We can use the same type of example as above, but this time incorporate sub-directories for years, months and days in the atmospheric data.

input_data
├── prcp
│   └── 2014
│       └── 09
│           └── 15
│               ├── prcp_201409150000.tif
│               ├── prcp_201409150100.tif
│               └── ...
├── pet
│   └── 2014
│       └── 09
│           └── 15
│               ├── pet_201409150000.tif
│               ├── pet_201409150100.tif
│               └── ...
├── snow
│   └── 2014
│       └── 09
│           └── 15
│               ├── snow_201409150000.tif
│               ├── snow_201409150100.tif
│               └── ...
├── temp
│   └── 2014
│       └── 09
│           └── 15
│               ├── temp_201409150000.tif
│               ├── temp_201409150100.tif
│               └── ...
├── qobs
│   ├── V3524010.csv
│   ├── V3504010.csv
│   └── ...
├── descriptor
│   ├── slope.tif
│   └── dd.tif
└── imperviousness
    └── imperviousness.tif

At this point, the setup used previously will also work, but there will be no difference in access to files if we don’t specify directory structure.

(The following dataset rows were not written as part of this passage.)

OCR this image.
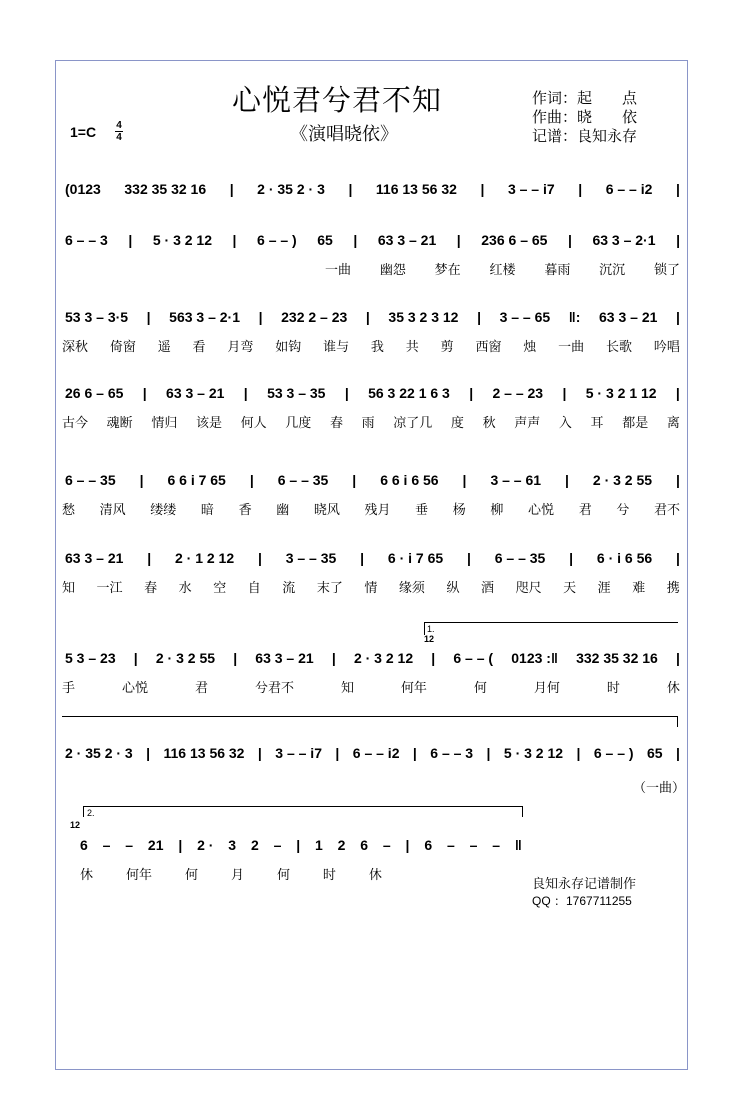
心悦君兮君不知
《演唱晓依》
1=C 4
4
作词：起　　点
作曲：晓　　依
记谱：良知永存
(0123 332 35 32 16 | 2 · 35 2 · 3 | 116 13 56 32 | 3 – – i7 | 6 – – i2 |
6 – – 3 | 5 · 3 2 12 | 6 – – ) 65 | 63 3 – 21 | 236 6 – 65 | 63 3 – 2·1 |
一曲 幽怨 梦在 红楼 暮雨 沉沉 锁了
53 3 – 3·5 | 563 3 – 2·1 | 232 2 – 23 | 35 3 2 3 12 | 3 – – 65 ‖: 63 3 – 21 |
深秋 倚窗 遥 看 月弯 如钩 谁与 我 共 剪 西窗 烛 一曲 长歌 吟唱
26 6 – 65 | 63 3 – 21 | 53 3 – 35 | 56 3 22 1 6 3 | 2 – – 23 | 5 · 3 2 1 12 |
古今 魂断 情归 该是 何人 几度 春 雨 凉了几 度 秋 声声 入 耳 都是 离
6 – – 35 | 6 6 i 7 65 | 6 – – 35 | 6 6 i 6 56 | 3 – – 61 | 2 · 3 2 55 |
愁 清风 缕缕 暗 香 幽 晓风 残月 垂 杨 柳 心悦 君 兮 君不
63 3 – 21 | 2 · 1 2 12 | 3 – – 35 | 6 · i 7 65 | 6 – – 35 | 6 · i 6 56 |
知 一江 春 水 空 自 流 末了 情 缘须 纵 酒 咫尺 天 涯 难 携
5 3 – 23 | 2 · 3 2 55 | 63 3 – 21 | 2 · 3 2 12 | 6 – – ( 0123 :‖ 332 35 32 16 |
手	心悦	君	兮君不	知	何年	何	月何	时	休
2 · 35 2 · 3 | 116 13 56 32 | 3 – – i7 | 6 – – i2 | 6 – – 3 | 5 · 3 2 12 | 6 – – ) 65 |
6 – – 21 | 2 · 3 2 – | 1 2 6 – | 6 – – – ‖
休	何年	何	月	何	时	休
1.
12
2.
12
（一曲）
良知永存记谱制作
QQ ：1767711255
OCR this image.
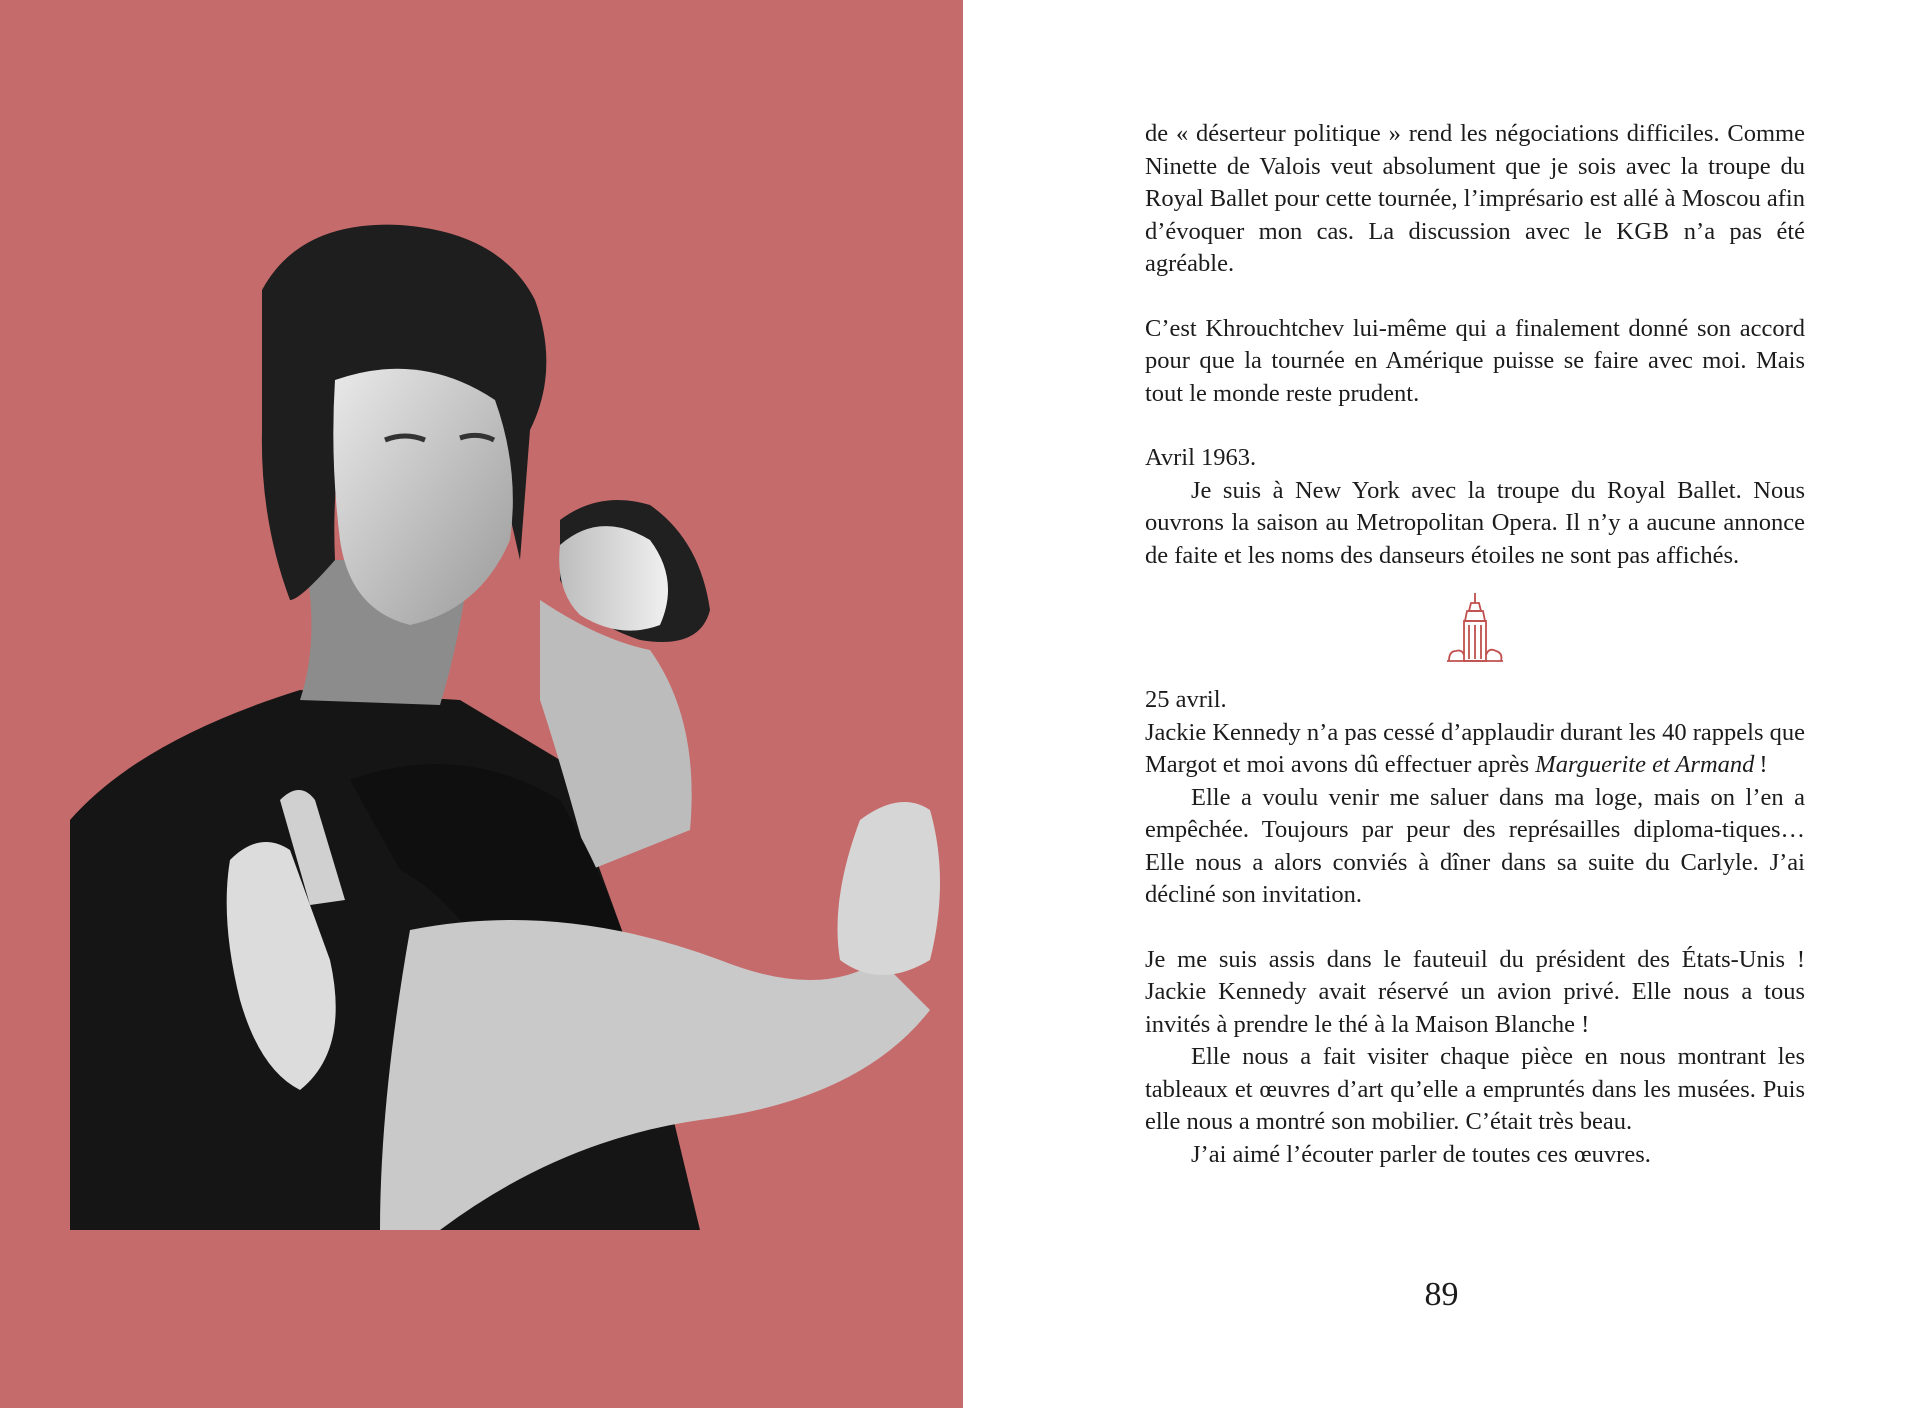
de « déserteur politique » rend les négociations difficiles. Comme Ninette de Valois veut absolument que je sois avec la troupe du Royal Ballet pour cette tournée, l’imprésario est allé à Moscou afin d’évoquer mon cas. La discussion avec le KGB n’a pas été agréable.

C’est Khrouchtchev lui-même qui a finalement donné son accord pour que la tournée en Amérique puisse se faire avec moi. Mais tout le monde reste prudent.

Avril 1963.

Je suis à New York avec la troupe du Royal Ballet. Nous ouvrons la saison au Metropolitan Opera. Il n’y a aucune annonce de faite et les noms des danseurs étoiles ne sont pas affichés.

25 avril.

Jackie Kennedy n’a pas cessé d’applaudir durant les 40 rappels que Margot et moi avons dû effectuer après Marguerite et Armand  !

Elle a voulu venir me saluer dans ma loge, mais on l’en a empêchée. Toujours par peur des représailles diploma-tiques… Elle nous a alors conviés à dîner dans sa suite du Carlyle. J’ai décliné son invitation.

Je me suis assis dans le fauteuil du président des États-Unis ! Jackie Kennedy avait réservé un avion privé. Elle nous a tous invités à prendre le thé à la Maison Blanche !

Elle nous a fait visiter chaque pièce en nous montrant les tableaux et œuvres d’art qu’elle a empruntés dans les musées. Puis elle nous a montré son mobilier. C’était très beau.

J’ai aimé l’écouter parler de toutes ces œuvres.

89
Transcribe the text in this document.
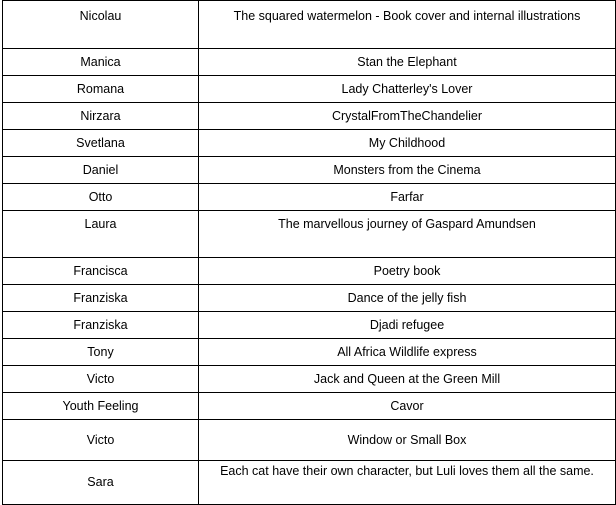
Nicolau	The squared watermelon - Book cover and internal illustrations
Manica	Stan the Elephant
Romana	Lady Chatterley's Lover
Nirzara	CrystalFromTheChandelier
Svetlana	My Childhood
Daniel	Monsters from the Cinema
Otto	Farfar
Laura	The marvellous journey of Gaspard Amundsen
Francisca	Poetry book
Franziska	Dance of the jelly fish
Franziska	Djadi refugee
Tony	All Africa Wildlife express
Victo	Jack and Queen at the Green Mill
Youth Feeling	Cavor
Victo	Window or Small Box
Sara	Each cat have their own character, but Luli loves them all the same.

We can therefore take the previous setup and add the access method.

setup = {
    "read_prcp": True,
    "prcp_directory": "./input_data/prcp",
    "prcp_access": "%Y/%m/%d",

    "read_pet": True,
    "pet_directory": "./input_data/pet",
    "pet_access": "%Y/%m/%d",

    "read_snow": True,
    "snow_directory": "./input_data/snow",
    "snow_access": "%Y/%m/%d",

    "read_temp": True,
    "temp_directory": "./input_data/temp",
    "temp_access": "%Y/%m/%d",

    "read_qobs": True,
    "qobs_directory": "./input_data/qobs",

    "read_descriptor": True,
    "descriptor_directory": "./input_data/descriptor",
    "descriptor_name": ["slope", "dd"],

    "read_imperviousness": True,
    "imperviousness_file": "./input_data/imperviousness/imperviousness.tif",
}

The prcp_access, pet_access, snow_acces and temp_access variables should therefore be adapted to your structure to speed up data access.